La reducción de los desequilibrios macroeconómicos heredados se realizó a través del sinceramiento de dos precios relativos claves de la economía: las tarifas de los servicios públicos y el tipo de cambio, ambos en términos reales. El primero como uno de los principales instrumentos de ajuste en materia fiscal y el segundo, en materia externa. Una consecuencia inevitable de este sinceramiento fue el aumento de la tasa de inflación, que fácilmente puede llevar a un nuevo régimen de inflación, que hacia fines de los 70 Roberto Frenkel denominó de "alta inflación". Este nuevo régimen fija de manera "permanente" un piso superior al de las inflaciones crónicas y tiene un marcado sesgo a la aceleración inflacionaria.
El ajuste de tarifas y tipo de cambio ha tenido un fuerte impacto negativo en el ingreso real de los hogares. Pero a eso hay que sumarle una marca registrada de los acuerdos con el FMI: dado que en el marco de estos acuerdos el impacto de la corrección fiscal y externa sobre el gasto agregado suele ir más allá de lo previsto, su efecto sobre la actividad económica y el empleo es superior al proyectado (efecto overkill, como se lo conoce en inglés): la reducción procíclica del déficit, junto a la devaluación y la dureza monetaria, se suma al efecto provocado por la caída del gasto privado. La recesión, entonces, resulta más profunda de lo esperado, así como de lo tolerable social y políticamente.
La devaluación, que no se ha detenido, alimenta la fragilidad financiera de algunos de los actores claves de la economía. En el caso actual no se trata del sector privado, que posee más activos que pasivos externos, ni tampoco del sistema bancario, donde los descalces de moneda entre depósitos y créditos son aún limitados. El foco de inestabilidad está en el endeudamiento público.
En su primer año, el próximo presidente deberá poner en marcha un plan que tenga chances de minimizar al mismo tiempo los cuatro factores que amenazan agravar las presentes dificultades: un nuevo atraso de los precios relativos claves, el salto a un régimen de alta inflación, un sobreajuste ( overkill) en la actividad y el empleo, y una resolución caótica del endeudamiento público.
Parece haber conciencia, entre los partidos políticos mayoritarios y otros actores sociales relevantes, de que el país está al borde del precipicio.
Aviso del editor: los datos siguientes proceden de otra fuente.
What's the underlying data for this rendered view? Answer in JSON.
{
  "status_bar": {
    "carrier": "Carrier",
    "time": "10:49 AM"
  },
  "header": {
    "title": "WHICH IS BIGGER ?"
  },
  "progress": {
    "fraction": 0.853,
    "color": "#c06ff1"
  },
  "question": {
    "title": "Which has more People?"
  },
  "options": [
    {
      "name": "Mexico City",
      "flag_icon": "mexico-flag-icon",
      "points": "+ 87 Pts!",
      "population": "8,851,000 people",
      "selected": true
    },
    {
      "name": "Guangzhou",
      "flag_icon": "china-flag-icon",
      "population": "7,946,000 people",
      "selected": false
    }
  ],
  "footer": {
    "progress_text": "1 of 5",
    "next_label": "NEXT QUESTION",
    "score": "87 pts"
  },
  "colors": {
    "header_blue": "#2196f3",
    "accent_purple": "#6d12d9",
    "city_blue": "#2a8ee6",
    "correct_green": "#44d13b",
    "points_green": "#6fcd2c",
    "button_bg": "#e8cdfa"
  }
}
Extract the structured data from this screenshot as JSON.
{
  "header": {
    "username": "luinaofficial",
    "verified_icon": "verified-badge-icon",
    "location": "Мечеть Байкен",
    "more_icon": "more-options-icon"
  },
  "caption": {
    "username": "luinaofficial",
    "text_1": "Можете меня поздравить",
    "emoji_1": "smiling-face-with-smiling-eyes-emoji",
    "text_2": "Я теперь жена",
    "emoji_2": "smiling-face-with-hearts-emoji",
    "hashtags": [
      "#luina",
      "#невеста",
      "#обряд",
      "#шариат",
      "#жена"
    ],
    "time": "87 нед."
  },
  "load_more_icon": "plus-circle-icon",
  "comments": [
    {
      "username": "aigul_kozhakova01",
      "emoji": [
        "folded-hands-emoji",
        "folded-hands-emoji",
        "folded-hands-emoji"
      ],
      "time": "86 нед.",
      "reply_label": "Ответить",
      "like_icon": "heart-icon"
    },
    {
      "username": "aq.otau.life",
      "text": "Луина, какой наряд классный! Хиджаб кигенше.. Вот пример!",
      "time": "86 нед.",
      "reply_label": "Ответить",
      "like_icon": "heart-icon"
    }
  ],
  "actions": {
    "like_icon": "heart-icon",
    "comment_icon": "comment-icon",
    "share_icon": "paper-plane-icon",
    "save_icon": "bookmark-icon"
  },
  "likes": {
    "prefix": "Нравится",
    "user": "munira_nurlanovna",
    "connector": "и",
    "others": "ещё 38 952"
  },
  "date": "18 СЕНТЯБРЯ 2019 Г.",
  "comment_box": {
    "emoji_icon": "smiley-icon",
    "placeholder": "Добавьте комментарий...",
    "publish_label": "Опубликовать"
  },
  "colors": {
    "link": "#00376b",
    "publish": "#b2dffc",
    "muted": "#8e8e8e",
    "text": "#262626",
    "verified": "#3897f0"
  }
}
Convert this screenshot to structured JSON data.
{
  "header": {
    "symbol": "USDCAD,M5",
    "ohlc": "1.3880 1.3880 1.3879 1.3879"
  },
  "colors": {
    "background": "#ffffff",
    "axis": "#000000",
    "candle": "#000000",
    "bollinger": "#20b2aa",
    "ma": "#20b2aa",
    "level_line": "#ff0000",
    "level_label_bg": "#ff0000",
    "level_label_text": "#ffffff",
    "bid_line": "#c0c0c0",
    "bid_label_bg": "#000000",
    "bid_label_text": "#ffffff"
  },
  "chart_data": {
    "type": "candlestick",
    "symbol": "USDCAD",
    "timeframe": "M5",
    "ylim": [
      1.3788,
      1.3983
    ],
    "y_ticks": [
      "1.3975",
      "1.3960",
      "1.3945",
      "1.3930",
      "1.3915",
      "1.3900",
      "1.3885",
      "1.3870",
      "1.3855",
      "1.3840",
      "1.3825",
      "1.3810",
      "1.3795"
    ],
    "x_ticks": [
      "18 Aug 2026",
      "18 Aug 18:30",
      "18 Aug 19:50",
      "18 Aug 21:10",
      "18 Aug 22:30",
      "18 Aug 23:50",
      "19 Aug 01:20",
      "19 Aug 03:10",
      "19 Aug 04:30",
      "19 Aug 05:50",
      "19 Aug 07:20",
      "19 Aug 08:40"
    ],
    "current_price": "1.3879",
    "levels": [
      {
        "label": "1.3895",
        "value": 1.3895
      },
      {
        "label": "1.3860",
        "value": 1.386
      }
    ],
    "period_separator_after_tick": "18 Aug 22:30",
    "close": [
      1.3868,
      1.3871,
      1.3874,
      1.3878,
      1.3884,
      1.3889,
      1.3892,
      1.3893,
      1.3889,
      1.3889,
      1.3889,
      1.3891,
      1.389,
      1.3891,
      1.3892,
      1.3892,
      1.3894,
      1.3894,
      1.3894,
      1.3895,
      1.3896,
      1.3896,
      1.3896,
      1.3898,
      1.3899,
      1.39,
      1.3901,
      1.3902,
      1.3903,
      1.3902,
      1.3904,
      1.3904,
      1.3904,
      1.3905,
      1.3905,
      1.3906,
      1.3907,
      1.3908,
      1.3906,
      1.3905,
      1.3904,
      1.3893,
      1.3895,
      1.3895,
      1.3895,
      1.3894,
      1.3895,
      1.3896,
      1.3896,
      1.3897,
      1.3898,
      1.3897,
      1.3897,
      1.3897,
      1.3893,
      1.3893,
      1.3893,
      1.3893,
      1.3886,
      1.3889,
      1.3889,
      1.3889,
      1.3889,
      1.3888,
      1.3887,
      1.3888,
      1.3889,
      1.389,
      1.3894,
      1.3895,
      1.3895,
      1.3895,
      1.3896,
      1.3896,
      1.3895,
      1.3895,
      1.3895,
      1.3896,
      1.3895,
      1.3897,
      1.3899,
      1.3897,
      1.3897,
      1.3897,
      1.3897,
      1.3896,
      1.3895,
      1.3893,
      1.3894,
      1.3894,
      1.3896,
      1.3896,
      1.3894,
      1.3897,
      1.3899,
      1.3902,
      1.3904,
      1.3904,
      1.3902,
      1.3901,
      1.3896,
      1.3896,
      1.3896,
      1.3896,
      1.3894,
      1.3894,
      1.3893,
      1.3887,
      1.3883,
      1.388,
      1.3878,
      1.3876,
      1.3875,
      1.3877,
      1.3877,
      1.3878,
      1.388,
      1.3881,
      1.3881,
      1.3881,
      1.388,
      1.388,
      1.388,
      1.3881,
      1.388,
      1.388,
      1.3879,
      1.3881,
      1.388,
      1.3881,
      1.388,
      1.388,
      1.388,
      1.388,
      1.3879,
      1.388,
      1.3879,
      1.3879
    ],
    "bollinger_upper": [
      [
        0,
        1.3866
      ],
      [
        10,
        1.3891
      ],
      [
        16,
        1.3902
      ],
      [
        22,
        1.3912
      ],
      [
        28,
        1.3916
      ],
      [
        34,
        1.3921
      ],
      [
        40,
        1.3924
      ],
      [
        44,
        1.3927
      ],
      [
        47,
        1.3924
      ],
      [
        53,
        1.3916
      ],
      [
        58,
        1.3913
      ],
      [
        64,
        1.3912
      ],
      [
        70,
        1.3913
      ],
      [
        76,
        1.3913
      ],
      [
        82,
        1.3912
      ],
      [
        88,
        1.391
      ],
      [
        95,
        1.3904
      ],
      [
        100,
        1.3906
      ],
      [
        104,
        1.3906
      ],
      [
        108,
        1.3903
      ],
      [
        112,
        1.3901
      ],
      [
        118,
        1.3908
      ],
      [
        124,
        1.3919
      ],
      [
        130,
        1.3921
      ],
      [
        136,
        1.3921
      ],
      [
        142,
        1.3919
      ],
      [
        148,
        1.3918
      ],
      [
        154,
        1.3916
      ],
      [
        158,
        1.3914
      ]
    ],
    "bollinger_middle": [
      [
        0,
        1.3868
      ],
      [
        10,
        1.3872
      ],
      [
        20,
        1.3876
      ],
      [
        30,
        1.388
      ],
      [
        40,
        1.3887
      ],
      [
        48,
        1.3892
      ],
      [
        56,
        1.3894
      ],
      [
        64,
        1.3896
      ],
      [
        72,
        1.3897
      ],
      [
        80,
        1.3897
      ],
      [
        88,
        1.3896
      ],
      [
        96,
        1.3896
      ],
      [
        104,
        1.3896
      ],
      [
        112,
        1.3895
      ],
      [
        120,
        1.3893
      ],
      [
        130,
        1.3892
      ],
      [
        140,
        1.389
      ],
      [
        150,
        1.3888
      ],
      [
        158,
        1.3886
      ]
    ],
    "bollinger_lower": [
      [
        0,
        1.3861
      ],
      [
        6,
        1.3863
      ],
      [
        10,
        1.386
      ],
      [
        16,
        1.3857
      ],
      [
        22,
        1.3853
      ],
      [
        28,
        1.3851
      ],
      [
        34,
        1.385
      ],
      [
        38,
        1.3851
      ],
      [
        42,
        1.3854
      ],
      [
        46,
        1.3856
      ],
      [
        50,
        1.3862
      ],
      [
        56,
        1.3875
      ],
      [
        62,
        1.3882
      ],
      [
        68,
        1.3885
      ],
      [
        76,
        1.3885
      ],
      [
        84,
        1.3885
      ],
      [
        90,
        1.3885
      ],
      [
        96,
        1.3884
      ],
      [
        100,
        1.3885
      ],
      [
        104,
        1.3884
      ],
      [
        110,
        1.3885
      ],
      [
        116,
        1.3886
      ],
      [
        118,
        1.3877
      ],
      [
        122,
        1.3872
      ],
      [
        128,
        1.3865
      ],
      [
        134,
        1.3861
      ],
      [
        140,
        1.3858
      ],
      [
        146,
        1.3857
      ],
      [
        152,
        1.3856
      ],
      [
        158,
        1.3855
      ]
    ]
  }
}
Como luego de la crisis de la convertibilidad, este puede ser un incentivo para procurar algún tipo de pacto social. El primer objetivo del pacto será estabilizar la economía. Para alcanzar este objetivo, una tregua de precios y salarios será insuficiente. Los acuerdos deben considerar simultáneamente los cuatro factores señalados. Lograrlos de un modo que sean al mismo tiempo económica, social y políticamente factibles será crucial para salir del laberinto en el que nos encontramos.
Si se quiere reactivar por la vía del mercado interno sin tener en cuenta las restricciones fiscal y externa, el impulso será efímero, porque agravará inmediatamente la fragilidad financiera del gobierno y las cuentas externas; un sobreajuste fiscal para contentar a los mercados disparará el desempleo y la pobreza, haciendo imposible la gobernabilidad; un nuevo salto cambiario nos acercará más al régimen de alta inflación; contener la inflación pisando el tipo de cambio traerá mayores problemas a futuro.
Diseñar un marco consistente para encontrar la salida del laberinto debe ser la tarea prioritaria del primer año del nuevo gobierno. ¿Qué elementos debe contener ese marco? Primero, la definición de un sendero creíble para los precios relativos. La evolución del tipo de cambio deberá mantener los actuales niveles de competitividad, sin transformarse en ancla nominal, para impulsar las exportaciones y evitar que el ajuste externo se haga solo por vía de la reducción de importaciones. Aunque a un ritmo más lento (y contemplando al menos por el momento el mantenimiento de subsidios cruzados), las tarifas deberán seguir su curso de ajuste, manteniendo el punto de llegada preestablecido.
Segundo, la desactivación paulatina de los mecanismos de indexación, tanto de precios y salarios como del gasto público, sobre la base de reglas de ajuste basadas en la inflación futura esperada. Para eso, el gobierno debe ofrecer proyecciones confiables y comprometerse a revisarlas en caso de desvíos. No se trata de provocar un shock antiinflacionario, sino de presentar un sendero de desaceleración gradual, basado en un esquema de política fiscal, monetaria y de ingresos creíble, que combine reglas y flexibilidad, para todo el período de gobierno. Tercero, deberán encontrarse mecanismos para distribuir de modo más equitativo los costos del ajuste, protegiendo más y mejor a los sectores de la población que hasta ahora resultaron los más castigados por la crisis.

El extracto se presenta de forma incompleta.